Einer unserer Kunden, ein mittelständisches Maschinenbauunternehmen, baute für ein junges Start-up eine Anlage, die im Minutentakt Holz-Baugruppen für Tiny-Häuser fertigt und palettiert. Für diesen Millionenauftrag musste der Hersteller seinem Kunden nachweisen, dass die Arbeitsbedingungen und Sicherheitsstandards vor Ort bei seinem türkischen Zulieferer von Schweißgestellen und Baugruppen in Ordnung waren: Anhand von Auditberichten, Fotodokumentationen und schriftlichen Bestätigungen musste er belegen, dass alle Teile unter arbeitstechnisch einwandfreien Bedingungen hergestellt wurden.

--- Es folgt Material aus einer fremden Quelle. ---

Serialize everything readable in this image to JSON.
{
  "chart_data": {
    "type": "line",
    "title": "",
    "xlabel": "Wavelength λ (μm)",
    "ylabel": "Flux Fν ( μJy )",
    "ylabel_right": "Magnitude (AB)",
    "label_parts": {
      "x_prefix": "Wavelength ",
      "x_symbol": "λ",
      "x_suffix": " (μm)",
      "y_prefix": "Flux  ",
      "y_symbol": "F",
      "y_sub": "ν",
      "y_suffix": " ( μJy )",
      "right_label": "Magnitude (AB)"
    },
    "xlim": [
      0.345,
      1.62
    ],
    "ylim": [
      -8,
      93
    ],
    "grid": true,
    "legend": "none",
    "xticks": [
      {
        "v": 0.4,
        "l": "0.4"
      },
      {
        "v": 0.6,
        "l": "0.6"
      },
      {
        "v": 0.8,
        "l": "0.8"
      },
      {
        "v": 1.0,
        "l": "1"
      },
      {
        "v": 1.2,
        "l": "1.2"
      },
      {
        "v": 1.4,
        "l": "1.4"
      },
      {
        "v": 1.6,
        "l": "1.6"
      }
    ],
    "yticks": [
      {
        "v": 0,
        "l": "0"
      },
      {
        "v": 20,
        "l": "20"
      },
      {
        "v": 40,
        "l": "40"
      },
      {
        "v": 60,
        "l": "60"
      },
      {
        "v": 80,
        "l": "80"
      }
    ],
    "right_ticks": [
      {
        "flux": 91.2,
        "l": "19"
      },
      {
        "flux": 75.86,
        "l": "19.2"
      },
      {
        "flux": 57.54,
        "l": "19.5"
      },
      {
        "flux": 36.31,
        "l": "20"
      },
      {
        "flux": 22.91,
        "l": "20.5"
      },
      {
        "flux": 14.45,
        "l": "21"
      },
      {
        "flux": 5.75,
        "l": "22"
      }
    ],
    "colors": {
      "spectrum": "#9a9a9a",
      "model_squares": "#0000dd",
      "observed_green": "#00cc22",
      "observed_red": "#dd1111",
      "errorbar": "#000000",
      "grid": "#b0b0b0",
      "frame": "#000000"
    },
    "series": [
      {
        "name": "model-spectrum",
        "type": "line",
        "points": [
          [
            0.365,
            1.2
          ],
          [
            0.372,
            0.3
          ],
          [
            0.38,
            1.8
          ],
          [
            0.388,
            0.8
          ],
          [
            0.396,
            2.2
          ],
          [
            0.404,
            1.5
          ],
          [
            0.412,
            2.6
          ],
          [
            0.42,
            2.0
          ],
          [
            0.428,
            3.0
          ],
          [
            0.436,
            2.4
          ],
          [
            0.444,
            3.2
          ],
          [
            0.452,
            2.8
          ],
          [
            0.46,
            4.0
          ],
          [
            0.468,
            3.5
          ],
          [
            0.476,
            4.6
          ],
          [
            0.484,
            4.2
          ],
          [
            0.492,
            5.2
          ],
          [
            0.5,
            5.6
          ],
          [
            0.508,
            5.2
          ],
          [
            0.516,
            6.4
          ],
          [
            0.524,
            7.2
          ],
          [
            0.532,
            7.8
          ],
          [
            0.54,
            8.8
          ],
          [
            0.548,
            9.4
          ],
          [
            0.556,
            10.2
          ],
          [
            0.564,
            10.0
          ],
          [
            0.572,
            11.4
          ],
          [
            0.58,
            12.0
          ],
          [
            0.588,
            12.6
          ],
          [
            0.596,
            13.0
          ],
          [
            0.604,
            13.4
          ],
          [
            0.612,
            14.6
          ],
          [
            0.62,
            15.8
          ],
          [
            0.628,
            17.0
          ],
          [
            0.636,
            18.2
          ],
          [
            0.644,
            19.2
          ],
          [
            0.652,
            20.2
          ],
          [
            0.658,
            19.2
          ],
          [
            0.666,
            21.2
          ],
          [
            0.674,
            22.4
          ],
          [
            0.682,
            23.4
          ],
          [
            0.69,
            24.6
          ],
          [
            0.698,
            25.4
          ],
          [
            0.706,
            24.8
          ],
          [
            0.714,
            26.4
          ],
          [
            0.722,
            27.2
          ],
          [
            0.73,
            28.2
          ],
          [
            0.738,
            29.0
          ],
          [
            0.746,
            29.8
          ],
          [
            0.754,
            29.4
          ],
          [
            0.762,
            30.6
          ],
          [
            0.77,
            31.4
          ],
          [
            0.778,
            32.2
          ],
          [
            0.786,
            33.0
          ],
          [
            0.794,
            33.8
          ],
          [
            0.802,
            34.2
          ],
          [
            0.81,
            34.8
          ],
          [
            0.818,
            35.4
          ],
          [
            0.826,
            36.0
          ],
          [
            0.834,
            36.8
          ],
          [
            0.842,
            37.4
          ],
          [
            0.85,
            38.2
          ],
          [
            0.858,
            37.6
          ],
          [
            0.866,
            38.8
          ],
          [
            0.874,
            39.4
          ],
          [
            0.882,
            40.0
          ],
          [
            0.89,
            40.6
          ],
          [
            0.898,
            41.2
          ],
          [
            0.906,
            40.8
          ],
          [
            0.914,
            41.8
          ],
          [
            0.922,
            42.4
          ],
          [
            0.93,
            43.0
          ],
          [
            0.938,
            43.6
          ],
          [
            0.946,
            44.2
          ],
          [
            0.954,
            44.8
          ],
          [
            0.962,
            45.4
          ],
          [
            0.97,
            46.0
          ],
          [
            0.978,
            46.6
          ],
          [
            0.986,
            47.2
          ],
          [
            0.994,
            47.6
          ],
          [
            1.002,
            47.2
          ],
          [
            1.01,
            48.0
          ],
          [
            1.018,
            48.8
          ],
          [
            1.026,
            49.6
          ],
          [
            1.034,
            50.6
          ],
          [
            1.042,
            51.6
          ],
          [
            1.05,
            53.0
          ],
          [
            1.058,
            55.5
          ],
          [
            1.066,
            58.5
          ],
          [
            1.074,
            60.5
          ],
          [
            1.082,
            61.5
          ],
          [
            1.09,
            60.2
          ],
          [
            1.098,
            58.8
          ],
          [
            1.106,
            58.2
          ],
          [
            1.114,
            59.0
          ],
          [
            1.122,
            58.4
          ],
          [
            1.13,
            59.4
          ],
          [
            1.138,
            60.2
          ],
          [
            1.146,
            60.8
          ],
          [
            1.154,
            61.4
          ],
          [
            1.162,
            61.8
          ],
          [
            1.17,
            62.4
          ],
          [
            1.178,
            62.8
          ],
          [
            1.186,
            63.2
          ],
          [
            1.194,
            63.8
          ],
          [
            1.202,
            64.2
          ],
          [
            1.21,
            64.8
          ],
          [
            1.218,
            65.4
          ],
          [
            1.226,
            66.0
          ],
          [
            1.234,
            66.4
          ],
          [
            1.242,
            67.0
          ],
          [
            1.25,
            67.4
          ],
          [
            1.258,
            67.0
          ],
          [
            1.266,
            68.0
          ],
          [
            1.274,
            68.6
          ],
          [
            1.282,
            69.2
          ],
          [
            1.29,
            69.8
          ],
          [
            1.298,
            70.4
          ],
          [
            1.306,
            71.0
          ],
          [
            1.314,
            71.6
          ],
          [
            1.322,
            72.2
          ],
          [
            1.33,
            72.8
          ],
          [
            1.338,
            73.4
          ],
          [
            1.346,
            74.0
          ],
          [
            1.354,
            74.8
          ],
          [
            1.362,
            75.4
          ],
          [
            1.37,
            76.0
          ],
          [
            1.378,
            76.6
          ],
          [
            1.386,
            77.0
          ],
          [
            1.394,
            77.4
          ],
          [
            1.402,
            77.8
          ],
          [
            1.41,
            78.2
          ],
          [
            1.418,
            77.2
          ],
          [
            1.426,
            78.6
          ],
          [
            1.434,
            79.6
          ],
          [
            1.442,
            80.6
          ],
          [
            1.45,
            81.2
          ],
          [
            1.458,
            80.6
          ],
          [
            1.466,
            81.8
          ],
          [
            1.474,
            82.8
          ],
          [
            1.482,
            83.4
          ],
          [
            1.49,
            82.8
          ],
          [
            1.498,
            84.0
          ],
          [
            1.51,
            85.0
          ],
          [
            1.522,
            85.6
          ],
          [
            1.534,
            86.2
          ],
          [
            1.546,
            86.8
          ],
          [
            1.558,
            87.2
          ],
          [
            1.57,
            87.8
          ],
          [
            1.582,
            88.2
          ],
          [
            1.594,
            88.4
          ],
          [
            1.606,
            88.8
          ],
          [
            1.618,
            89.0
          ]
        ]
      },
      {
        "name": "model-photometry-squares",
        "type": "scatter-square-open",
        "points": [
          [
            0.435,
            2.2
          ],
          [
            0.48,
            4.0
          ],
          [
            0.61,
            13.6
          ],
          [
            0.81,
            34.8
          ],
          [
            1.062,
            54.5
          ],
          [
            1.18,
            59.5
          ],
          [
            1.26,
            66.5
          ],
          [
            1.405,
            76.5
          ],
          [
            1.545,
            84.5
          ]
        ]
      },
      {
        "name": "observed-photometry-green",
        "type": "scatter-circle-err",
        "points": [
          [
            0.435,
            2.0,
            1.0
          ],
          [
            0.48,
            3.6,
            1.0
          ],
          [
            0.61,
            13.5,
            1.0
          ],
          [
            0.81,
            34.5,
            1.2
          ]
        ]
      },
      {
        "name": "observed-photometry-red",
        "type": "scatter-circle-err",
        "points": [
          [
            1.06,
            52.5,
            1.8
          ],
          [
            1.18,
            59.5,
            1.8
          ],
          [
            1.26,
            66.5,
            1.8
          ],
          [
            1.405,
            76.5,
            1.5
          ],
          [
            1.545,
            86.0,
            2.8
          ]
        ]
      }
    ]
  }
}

Das Thema Corporate Social Responsibility (CSR) ist in der unternehmerischen Praxis allgegenwärtig. Die Anforderungen an Produkte und Serviceleistungen sind in den letzten Jahren massiv gestiegen. Gerade für klein- und mittelständische Unternehmen (KMUs) sind diese neuen Herausforderungen groß. Im Zusammenhang mit der Emissionsreduktion und der Nachhaltigkeit im breiteren Sinne sind die 2020er-Jahre von politischen und sozialen Vorgaben und Restriktionen geprägt – national und europäisch. Viele Unternehmen müssen Geschäftsmodelle schnell und umfassend anpassen oder sogar neu ausrichten.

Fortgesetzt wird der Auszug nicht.